I just wanted to take a moment on the blog here to really expand at length where I get the numbers and times I state with (some) confidence in discussing lifespan.
I've always been super curious about coffees' "freshness" lifespan, because it seems pretty subjective and seems a very contentious thing in rarified coffee circles.
I mean, we've all seen best-by dates claiming months on end, and we've all got that coffee-snob bud who wants you to believe all worthy coffee is 'dead' by six days old. They're probably not both right, at the very least.
To me, that hyper-shortened lifespan seems sold like The Emperors New ______; where if my beans or your beans or their beans are purported to last longer - "well, they couldn't have been that good anyway". But it's similarly clear that some folks are really overstating the lifespan of their products and are relying on an underinformed or apathetic consumer to 'get away with' their claims.
So I set out to test this thing out a little. I used my apartment kitchen, my mum's dinner parties, foot traffic at the plant and customers caught unawares ... essentially, I was forcing many little cups of coffee at anyone who'd come within a serving trays' reach of me.
With a self-reported survey of 'coffee acumen' - priming question was "Speaking broadly, how knowledgeable or dedicated would you say your relationship with coffee is?" most people came back with some variation of "not very knowledgeable, very dedicated", even from people I would have scored 'higher' on knowledge. However, I feel I do have enough total pool to have a decent representation of 'average consumers,' 'average specialty coffee consumers' and 'highly coffee-passionate consumers' or 'experts.'
I "ran" three groups, like I was doing Real Science or something. All three groups got the same range of samples: five cups of the same product at one-week lifespan intervals.

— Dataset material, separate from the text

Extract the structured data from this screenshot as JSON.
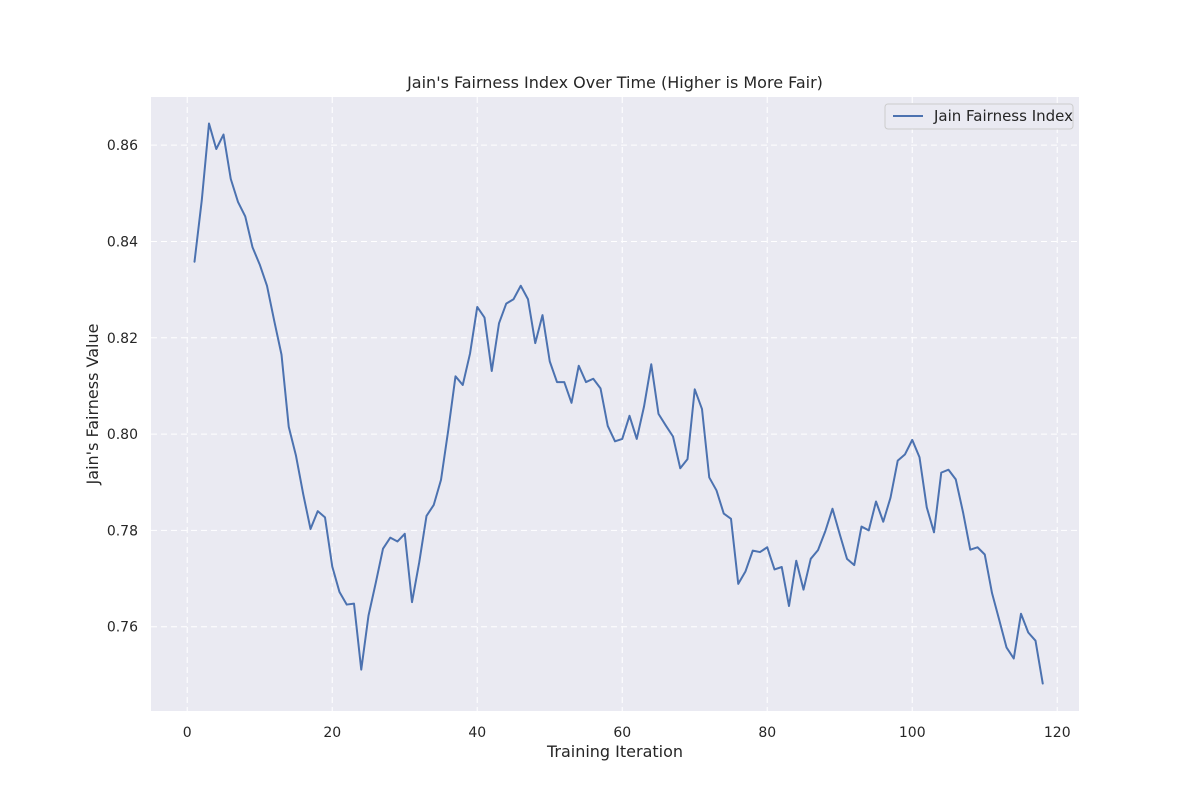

The first group was told we were QA-ing separate, similar, components for an end blend, and they should report what they think of each for individual quality. The second group was told we were assessing potential purchases, and they should rank by preference in order, and note any 'jumps' or 'drops' in quality between samples. The third was told we were assessing lifespan, and they should tell us which samples they found staleness present in. This group was sampled a very fresh sample and a very (two months) stale sample to calibrate their palates.
The first two groups came out with remarkably parallel results. For the coffee I'd used on that round, most subjects from either group were scoring weeks 2-4 quite high and descending in order, then week 1 slightly lower, and week five as an 'very poor' outlier. I think a safe conclusion to pull here is that folks preferred weeks 2-4 relatively interchangeably and found notable decline in the fifth week.
The group primed to check samples for freshness or 'look for' staleness found staleness much earlier. They generally reported decline from the three-week old sample onward, with some outlier participants even scoring some staleness in the two-week-old sample. I think a safe conclusion to pull from this group is that some staleness can be detected at three weeks from most consumers.
But what gets most interesting is when we combine what our three groups have told us and see how that works loose. If you're actively looking for staleness, you're more likely to find it earlier in 'younger' samples than when you're not looking for it. This could be a reasonable explanation why some companies swear by seven days while others will quote thirty-five - a difference in approach, values, and sampling methods can return very different results. Weeks three and four scored quite highly (above the one-week) sample when subjects were assessing quality, but staleness was consistently reported at those same ages from the staleness-primed group. This could be a reasonable hint that staling starts fairly early but being perceptible while subjects are looking for it doesn't mean that same 'amount' of staleness negatively impacts overall enjoyment until much later.
I'd like to note that I worked very hard to control for levels of coffee knowledge and aptitude across groups. Highly coffee literate subjects, 'experts' if you will, were not more or less susceptible to the priming effects described in the difference between groups 1 & 2 and group 3. They generally had fairly similar quality or preferential rankings to more 'lay' consumers, while those participating in group 3 would note staleness slightly earlier - but I don't have enough data to say for sure that one's not stat noise.
Running follow-up tests to see how groups play out across different kinds of coffee and roast profiles is a much bigger task, and one that's sort of a long-term project. So far it looks like different beans have different trends, all within the expected "it starts tasting boring some time between three weeks and five, by five its almost always done" with no huge trends across roast level and/or origin.
In both cases, I do not have a 'clean' enough experimental setup or a large enough body of data to draw any truely academic-grade conclusions. I might have enough to feel comfortable speculating and suggesting, but that's my own interpretations and results so far are not solid enough data to escape the potential influence of opinion.
Because the third group needed to be 'calibrated' with a earlier service (two additional cups served prior to the core five) it was more challenging to fit folks into our schedule, or tests into theirs - I did end up with a sample group about 2/3s the size of the other two.